Earlier today social networking site Facebook and micro-blogging service Twitter were both hit by DDoS attacks. I’ve heard that the service on Facebook was significantly slowed and Twitter was totally inaccessible for a couple of hours and too slow to use effectively for a few hours after that too. Both Twitter and Facebook believe that their services were hit by a Denial of Service attack, meaning that their servers were bombarded with data with the express intention of bringing them to a standstill. Facebook have since assured customers that their user data was not compromised and remains perfectly safe.

Facebook And Twitter Knocked Out By DDOS Attack

Speaking of Twitter, Graham Cluely from Sophos said,

“Clearly they need a stronger infrastructure to be able to fight this kind of attack.”

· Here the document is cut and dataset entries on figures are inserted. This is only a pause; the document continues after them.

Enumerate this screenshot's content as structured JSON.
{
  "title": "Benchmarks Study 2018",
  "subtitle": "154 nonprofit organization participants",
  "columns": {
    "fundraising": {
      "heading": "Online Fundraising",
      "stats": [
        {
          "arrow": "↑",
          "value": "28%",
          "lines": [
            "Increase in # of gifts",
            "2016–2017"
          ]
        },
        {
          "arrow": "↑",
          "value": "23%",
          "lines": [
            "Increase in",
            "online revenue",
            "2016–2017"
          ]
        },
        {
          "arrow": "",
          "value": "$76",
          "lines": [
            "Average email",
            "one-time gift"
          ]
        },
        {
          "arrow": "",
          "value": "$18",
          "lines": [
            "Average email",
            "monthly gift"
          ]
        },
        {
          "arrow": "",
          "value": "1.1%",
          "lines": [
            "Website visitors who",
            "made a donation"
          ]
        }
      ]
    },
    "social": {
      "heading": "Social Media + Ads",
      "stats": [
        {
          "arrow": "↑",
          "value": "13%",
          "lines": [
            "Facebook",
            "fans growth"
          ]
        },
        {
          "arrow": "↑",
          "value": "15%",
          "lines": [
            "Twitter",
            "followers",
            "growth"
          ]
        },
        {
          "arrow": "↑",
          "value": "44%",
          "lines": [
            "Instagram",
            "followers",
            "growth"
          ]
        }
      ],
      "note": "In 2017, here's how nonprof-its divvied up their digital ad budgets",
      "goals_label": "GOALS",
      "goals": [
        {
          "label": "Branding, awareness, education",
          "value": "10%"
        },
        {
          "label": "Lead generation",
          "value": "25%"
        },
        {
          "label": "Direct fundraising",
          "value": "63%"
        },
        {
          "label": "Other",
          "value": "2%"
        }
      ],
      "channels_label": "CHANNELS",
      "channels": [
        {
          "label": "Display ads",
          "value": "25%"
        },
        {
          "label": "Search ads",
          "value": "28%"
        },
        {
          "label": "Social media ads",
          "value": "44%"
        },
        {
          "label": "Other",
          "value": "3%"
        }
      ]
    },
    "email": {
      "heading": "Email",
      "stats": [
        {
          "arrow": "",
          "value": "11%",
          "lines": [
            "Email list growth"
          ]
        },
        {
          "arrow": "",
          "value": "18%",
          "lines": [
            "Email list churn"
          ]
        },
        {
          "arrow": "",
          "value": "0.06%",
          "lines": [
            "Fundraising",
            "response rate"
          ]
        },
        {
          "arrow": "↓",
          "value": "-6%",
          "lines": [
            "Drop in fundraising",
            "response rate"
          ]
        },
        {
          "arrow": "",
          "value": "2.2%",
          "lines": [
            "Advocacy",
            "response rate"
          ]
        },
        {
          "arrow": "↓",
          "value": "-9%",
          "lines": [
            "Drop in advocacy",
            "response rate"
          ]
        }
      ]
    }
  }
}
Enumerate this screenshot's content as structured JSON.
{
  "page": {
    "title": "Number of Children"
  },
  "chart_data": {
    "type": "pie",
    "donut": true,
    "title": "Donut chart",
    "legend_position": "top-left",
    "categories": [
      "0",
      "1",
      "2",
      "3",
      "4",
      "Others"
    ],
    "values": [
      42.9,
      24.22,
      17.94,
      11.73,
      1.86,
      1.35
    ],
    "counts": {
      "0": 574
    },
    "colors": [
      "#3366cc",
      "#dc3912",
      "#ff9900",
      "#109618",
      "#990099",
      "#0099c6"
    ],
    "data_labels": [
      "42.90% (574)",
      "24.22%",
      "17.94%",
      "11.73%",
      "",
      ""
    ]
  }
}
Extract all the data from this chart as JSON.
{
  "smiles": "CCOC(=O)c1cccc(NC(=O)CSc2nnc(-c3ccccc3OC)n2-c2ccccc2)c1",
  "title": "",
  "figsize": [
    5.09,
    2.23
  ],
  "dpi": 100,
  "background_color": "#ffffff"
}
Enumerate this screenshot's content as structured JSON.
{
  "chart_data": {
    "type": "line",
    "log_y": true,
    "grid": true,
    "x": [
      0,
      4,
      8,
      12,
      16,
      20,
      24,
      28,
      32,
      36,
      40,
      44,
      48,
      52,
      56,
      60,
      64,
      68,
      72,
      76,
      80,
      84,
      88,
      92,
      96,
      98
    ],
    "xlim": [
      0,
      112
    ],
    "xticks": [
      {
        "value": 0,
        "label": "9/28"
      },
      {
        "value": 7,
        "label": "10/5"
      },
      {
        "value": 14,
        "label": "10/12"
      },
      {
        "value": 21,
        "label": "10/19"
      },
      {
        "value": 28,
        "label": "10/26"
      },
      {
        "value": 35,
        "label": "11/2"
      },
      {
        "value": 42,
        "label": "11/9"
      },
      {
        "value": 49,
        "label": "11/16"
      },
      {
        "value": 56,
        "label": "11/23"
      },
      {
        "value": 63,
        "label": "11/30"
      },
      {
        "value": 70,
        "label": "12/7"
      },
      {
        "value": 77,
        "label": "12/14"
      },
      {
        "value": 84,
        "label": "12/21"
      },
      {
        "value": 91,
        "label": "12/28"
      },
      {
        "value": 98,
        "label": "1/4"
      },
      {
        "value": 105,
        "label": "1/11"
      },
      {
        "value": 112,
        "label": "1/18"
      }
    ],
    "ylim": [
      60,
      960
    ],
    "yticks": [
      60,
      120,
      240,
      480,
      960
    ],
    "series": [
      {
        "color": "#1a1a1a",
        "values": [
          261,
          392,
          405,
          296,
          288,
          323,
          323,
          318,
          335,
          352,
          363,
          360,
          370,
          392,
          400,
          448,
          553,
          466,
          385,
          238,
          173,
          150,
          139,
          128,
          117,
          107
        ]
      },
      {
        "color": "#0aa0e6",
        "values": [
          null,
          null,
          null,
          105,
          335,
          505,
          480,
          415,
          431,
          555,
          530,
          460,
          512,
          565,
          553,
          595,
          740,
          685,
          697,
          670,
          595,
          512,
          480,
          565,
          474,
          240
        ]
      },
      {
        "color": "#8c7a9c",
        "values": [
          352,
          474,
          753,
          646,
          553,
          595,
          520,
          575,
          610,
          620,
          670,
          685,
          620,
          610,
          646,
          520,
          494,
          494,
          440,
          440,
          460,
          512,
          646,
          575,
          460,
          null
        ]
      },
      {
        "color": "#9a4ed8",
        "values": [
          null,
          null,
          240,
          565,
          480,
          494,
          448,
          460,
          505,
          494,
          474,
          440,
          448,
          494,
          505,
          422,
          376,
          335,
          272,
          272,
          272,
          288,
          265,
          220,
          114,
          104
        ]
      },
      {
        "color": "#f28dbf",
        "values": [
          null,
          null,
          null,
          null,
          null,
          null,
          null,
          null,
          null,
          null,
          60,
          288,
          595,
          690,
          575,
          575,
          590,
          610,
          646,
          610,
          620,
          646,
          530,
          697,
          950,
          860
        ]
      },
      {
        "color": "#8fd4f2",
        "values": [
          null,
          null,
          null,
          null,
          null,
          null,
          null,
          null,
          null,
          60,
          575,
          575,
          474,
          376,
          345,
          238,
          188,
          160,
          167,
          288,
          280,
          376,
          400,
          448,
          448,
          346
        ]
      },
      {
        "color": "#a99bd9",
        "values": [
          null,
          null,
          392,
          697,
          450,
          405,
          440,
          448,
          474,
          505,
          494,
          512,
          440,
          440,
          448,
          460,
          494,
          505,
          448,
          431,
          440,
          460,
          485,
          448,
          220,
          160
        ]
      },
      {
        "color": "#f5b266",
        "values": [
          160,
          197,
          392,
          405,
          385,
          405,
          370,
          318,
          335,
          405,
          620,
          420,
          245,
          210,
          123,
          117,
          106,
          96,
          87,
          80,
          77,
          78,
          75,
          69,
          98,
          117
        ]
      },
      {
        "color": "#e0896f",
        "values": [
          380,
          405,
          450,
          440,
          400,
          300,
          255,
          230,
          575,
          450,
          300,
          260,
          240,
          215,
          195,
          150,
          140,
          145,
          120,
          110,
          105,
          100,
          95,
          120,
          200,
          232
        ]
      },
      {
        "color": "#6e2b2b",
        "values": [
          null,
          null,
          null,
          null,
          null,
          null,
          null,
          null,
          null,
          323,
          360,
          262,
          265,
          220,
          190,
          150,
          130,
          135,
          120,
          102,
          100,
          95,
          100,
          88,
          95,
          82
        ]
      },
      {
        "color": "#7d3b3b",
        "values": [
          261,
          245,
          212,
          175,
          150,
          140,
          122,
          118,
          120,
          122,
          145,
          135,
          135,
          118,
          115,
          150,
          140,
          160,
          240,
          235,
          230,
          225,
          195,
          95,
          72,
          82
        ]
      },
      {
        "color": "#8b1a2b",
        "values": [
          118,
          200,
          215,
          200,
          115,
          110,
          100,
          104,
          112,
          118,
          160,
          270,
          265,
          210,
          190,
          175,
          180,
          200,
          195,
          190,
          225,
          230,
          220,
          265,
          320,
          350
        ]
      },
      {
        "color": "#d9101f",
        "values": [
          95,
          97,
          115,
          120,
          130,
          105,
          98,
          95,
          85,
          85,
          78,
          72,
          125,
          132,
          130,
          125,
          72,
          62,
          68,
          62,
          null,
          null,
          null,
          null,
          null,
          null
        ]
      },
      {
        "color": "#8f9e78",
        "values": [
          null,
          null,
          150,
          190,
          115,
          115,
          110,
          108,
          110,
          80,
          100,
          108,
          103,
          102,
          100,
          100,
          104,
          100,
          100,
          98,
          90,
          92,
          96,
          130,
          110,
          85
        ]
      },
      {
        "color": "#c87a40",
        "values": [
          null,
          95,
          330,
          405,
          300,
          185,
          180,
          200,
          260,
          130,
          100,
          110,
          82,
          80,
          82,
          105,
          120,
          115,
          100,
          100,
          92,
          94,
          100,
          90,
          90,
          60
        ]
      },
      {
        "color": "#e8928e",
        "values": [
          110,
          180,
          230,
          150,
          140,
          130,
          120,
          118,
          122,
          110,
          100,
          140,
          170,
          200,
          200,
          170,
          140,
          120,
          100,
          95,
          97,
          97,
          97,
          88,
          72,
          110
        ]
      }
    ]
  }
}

The timing of the attack against Twitter was, in some ways, ironic as there has recently been a large amount of talk on the service about their new and improved security measures, designed to minimise the risk of users clicking on links to known malware sites. Considering that no user information was stolen I have to wonder why someone, or a group of people, would have gone to the bother of using a botnet to initiate a DDoS attack against these sites?

All I can think of at the moment is that someone is looking to make a name for themself or, alternatively, that they were looking to publicise the power of their botnet, something that could in fact earn them a significant amount of money from a suitably warped audience.

Why do you think Twitter and Facebook were targeted?

About Lee Munson

Lee's non-technical background allows him to write about internet security in a clear way that is understandable to both IT professionals and people just like you who need simple answers to your security questions.


  1. I had trouble getting onto Google yesterday. Was that related to this?